What exactly does this mean? Dignitaries is the translation of the Greek word, doxaV, which is a plural form of the word glory. It has been translated as “angelic majesties” (NASB) and “angelic beings” (NIV), with the idea that these men are unafraid to blaspheme angels. But this doesn’t seem to make sense. Why would a false teacher want to blaspheme angels? I am not a Greek teacher, but a more literal translation would be “the glories.” Commentator D. Edmond Hiebert agrees:
More probable is Lenski’s opinion that these “glories” are the glorious attributes of the risen Christ (cf. 1 Peter 1:11). Then Peter means that these arrogant false teachers brazenly make their “attack on the glories of our Lord and Savior Jesus Christ, the God-man.” This, rather than a mere railing against angels, is the true climax in the heretical activities of these false teachers (Second Peter and Jude 111).

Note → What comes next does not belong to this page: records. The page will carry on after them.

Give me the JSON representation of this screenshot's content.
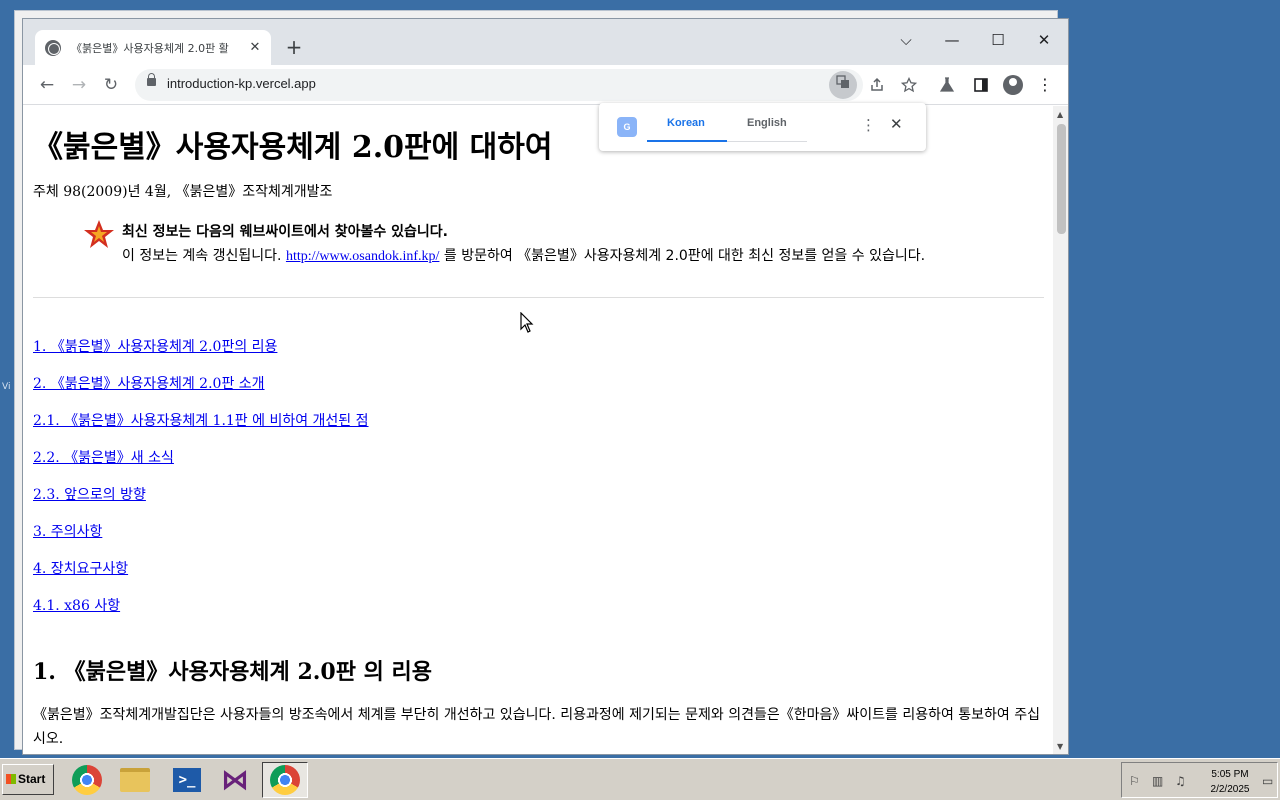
{
  "desktop": {
    "edge_label": "Vi"
  },
  "browser": {
    "tab": {
      "title": "《붉은별》사용자용체계 2.0판 활",
      "close_glyph": "✕"
    },
    "new_tab_glyph": "+",
    "window_controls": {
      "dropdown": "⌵",
      "minimize": "—",
      "maximize": "☐",
      "close": "✕"
    },
    "toolbar": {
      "back": "←",
      "forward": "→",
      "reload": "↻",
      "url": "introduction-kp.vercel.app"
    },
    "icons": [
      "back-icon",
      "forward-icon",
      "reload-icon",
      "lock-icon",
      "translate-icon",
      "share-icon",
      "star-icon",
      "labs-icon",
      "side-panel-icon",
      "profile-icon",
      "menu-icon"
    ]
  },
  "translate_popup": {
    "logo": "G",
    "languages": [
      "Korean",
      "English"
    ],
    "selected": "Korean",
    "menu_glyph": "⋮",
    "close_glyph": "✕"
  },
  "page": {
    "title": "《붉은별》사용자용체계 2.0판에 대하여",
    "byline": "주체 98(2009)년 4월, 《붉은별》조작체계개발조",
    "notice": {
      "title": "최신 정보는 다음의 웨브싸이트에서 찾아볼수 있습니다.",
      "body_before": "이 정보는 계속 갱신됩니다.  ",
      "link": "http://www.osandok.inf.kp/",
      "body_after": " 를 방문하여 《붉은별》사용자용체계 2.0판에 대한 최신 정보를 얻을 수 있습니다."
    },
    "toc": [
      "1. 《붉은별》사용자용체계 2.0판의 리용",
      "2. 《붉은별》사용자용체계 2.0판 소개",
      "2.1. 《붉은별》사용자용체계 1.1판 에 비하여 개선된 점",
      "2.2. 《붉은별》새 소식",
      "2.3. 앞으로의 방향",
      "3. 주의사항",
      "4. 장치요구사항",
      "4.1. x86 사항"
    ],
    "section1_heading": "1. 《붉은별》사용자용체계 2.0판 의 리용",
    "section1_text": "《붉은별》조작체계개발집단은 사용자들의 방조속에서 체계를 부단히 개선하고 있습니다. 리용과정에 제기되는 문제와 의견들은《한마음》싸이트를 리용하여 통보하여 주십시오."
  },
  "taskbar": {
    "start_label": "Start",
    "apps": [
      "chrome-app",
      "file-explorer-app",
      "powershell-app",
      "visual-studio-app",
      "chrome-app-active"
    ],
    "powershell_glyph": ">_",
    "vs_glyph": "⋈",
    "clock": {
      "time": "5:05 PM",
      "date": "2/2/2025"
    },
    "tray_icons": [
      "flag-icon",
      "network-icon",
      "volume-icon",
      "show-desktop-icon"
    ]
  },
  "colors": {
    "desktop": "#3a6ea5",
    "link": "#0000ee",
    "translate_accent": "#1a73e8",
    "taskbar": "#d4d0c8"
  }
}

These false teachers are so brazen that they are unafraid to do what angels would tremble at! How much more audacious could a person get? So, who is Peter describing? He is describing the worst of the worst, about whom God is especially concerned.
What will their outcome be?
In the previous passage (4-9), Peter makes it clear that these people are reserved for judgment by God. We know that he will, at the appropriate time, punish them for their sinful actions. But here in verse 12, Peter makes a startling statement. He compares these false teachers to beasts born to be destroyed. That seems a bit strange. What did he mean?
Think about predatory animals for a moment. The lion is not much use except for those who wish to hunt. The tiger is much the same. Both are wild animals that seem to have only one purpose in life. On their part, their only goal in life is to kill and eat. But from our perspective, we view these animals as something created to be killed. There is no advantage to owning a lion or tiger. Because of their desire for destruction, the only thing they deserve is destruction.
These false teachers were just like these predatory animals. Because their only concern in life is fulfilling their own lusts, the only end in sight for them is destruction. And as they continue to blaspheme and lead others to rebel against the Lord, their destruction is certain.